The Notes will be offered and sold to qualified institutional buyers in accordance with Rule 144A under the Securities Act of 1933, as amended (the “Securities Act”), and to persons outside the United States in accordance with Regulation S under the Securities Act and applicable exemptions from registration, prospectus or like requirements under the laws and regulations of the relevant jurisdictions outside the United States.  The Notes will not be registered under the Securities Act and, unless so registered, may not be offered or sold in the United States except pursuant to an exemption from, or in a transaction not subject to, the registration requirements of the Securities Act and applicable state securities laws.

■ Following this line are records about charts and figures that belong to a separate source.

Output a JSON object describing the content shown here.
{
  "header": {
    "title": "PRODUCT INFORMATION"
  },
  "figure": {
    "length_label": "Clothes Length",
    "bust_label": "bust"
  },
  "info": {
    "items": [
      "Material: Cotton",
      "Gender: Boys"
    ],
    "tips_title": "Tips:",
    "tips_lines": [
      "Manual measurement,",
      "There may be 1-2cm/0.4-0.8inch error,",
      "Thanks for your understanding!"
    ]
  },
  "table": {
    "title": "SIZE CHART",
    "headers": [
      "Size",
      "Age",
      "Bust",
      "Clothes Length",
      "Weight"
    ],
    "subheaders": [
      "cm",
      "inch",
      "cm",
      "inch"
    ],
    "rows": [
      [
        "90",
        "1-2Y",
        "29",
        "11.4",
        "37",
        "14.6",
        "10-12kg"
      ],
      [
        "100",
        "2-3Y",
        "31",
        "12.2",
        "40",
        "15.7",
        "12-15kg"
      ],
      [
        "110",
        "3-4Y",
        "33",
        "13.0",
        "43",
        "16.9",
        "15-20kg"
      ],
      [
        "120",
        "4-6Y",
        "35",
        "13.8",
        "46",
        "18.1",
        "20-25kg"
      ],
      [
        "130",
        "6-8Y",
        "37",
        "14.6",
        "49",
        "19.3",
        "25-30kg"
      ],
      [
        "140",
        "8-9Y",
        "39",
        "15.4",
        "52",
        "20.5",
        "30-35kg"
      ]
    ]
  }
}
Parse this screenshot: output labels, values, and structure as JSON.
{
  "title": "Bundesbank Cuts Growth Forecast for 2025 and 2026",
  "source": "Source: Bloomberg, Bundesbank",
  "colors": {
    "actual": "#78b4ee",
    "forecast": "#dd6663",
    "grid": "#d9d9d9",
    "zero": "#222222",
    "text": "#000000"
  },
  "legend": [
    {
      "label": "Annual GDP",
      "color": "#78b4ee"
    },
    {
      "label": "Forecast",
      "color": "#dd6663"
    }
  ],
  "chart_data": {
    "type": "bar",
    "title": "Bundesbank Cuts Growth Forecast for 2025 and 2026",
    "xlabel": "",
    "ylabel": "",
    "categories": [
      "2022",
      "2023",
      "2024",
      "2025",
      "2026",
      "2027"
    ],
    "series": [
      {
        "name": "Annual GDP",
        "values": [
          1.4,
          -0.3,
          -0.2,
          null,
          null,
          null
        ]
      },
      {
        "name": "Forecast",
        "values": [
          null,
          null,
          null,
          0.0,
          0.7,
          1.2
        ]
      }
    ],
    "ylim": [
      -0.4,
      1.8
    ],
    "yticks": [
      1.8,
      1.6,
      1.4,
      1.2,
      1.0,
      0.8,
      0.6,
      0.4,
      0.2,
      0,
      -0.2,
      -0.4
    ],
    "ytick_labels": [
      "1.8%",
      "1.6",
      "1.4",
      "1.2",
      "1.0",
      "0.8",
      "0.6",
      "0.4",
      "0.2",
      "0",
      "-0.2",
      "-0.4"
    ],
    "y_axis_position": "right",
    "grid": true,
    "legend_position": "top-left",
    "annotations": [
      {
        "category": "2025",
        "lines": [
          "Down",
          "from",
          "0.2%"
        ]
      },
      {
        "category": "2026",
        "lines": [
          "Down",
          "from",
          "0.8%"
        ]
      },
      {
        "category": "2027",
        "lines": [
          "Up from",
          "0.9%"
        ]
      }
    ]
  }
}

The Notes referred to above will also not be registered in any jurisdiction outside of the United States and no action or steps will be taken to permit the offer of the Notes in any such jurisdiction where any registration or other action or steps would be required to permit an offer of the Notes.  The Notes may therefore not be offered or sold in any such jurisdiction except pursuant to an exemption from, or in a transaction not subject to, the relevant requirements of laws and regulations of such jurisdictions.

 

This press release shall not constitute an offer to sell or the solicitation of an offer to buy the Notes or any other securities of the Company, nor shall there be any offer, solicitation or sale of the Notes in any state or jurisdiction in which such offer, solicitation or sale would be unlawful.

 



 

ABOUT STATION CASINOS

 

Station Casinos LLC is the leading provider of gaming and entertainment to the residents of Las Vegas, Nevada. Station’s properties, which are located throughout the Las Vegas valley, are regional entertainment destinations and include various amenities, including numerous restaurants, entertainment venues, movie theaters, bowling and convention/banquet space, as well as traditional casino gaming offerings such as video poker, slot machines, table games, bingo and race and sports wagering. Station owns and operates Red Rock Casino Resort Spa, Green Valley Ranch Resort Casino Spa, Palace Station Hotel & Casino, Boulder Station Hotel & Casino, Sunset Station Hotel & Casino,  Santa Fe Station Hotel & Casino, Texas Station Gambling Hall & Hotel, Fiesta Rancho Casino Hotel, Fiesta Henderson Casino Hotel, Wildfire Rancho, Wildfire Boulder, Wild Wild West Gambling Hall & Hotel, and Wildfire Sunset. Station also owns a 50% interest in Barley’s Casino & Brewing Company, Wildfire Lanes and Casino and The Greens. In addition, Station owns a 50% interest in MPM Enterprises, LLC, which is the manager of the Gun Lake Casino in southwestern Michigan.

 

FORWARD-LOOKING STATEMENTS

 

Statements contained in this news release that state the Company’s or management’s intentions, expectations or predictions of the future are forward-looking statements. Specifically, the Company cannot assure you that the proposed transactions described above will be consummated on the terms currently contemplated, if at all.  Actual results could differ materially from those projected in such forward-looking statements. Additional information concerning factors that could cause actual results to differ materially is contained from time to time in the Company’s filings with the Securities and Exchange Commission (the “SEC”), including but not limited to the Company’s Annual Report on Form 10-K for the year ended December 31, 2011.  The Company disclaims any intention or obligation to revise any forward-looking statements, including financial estimates, whether as a result of new information, future events or otherwise.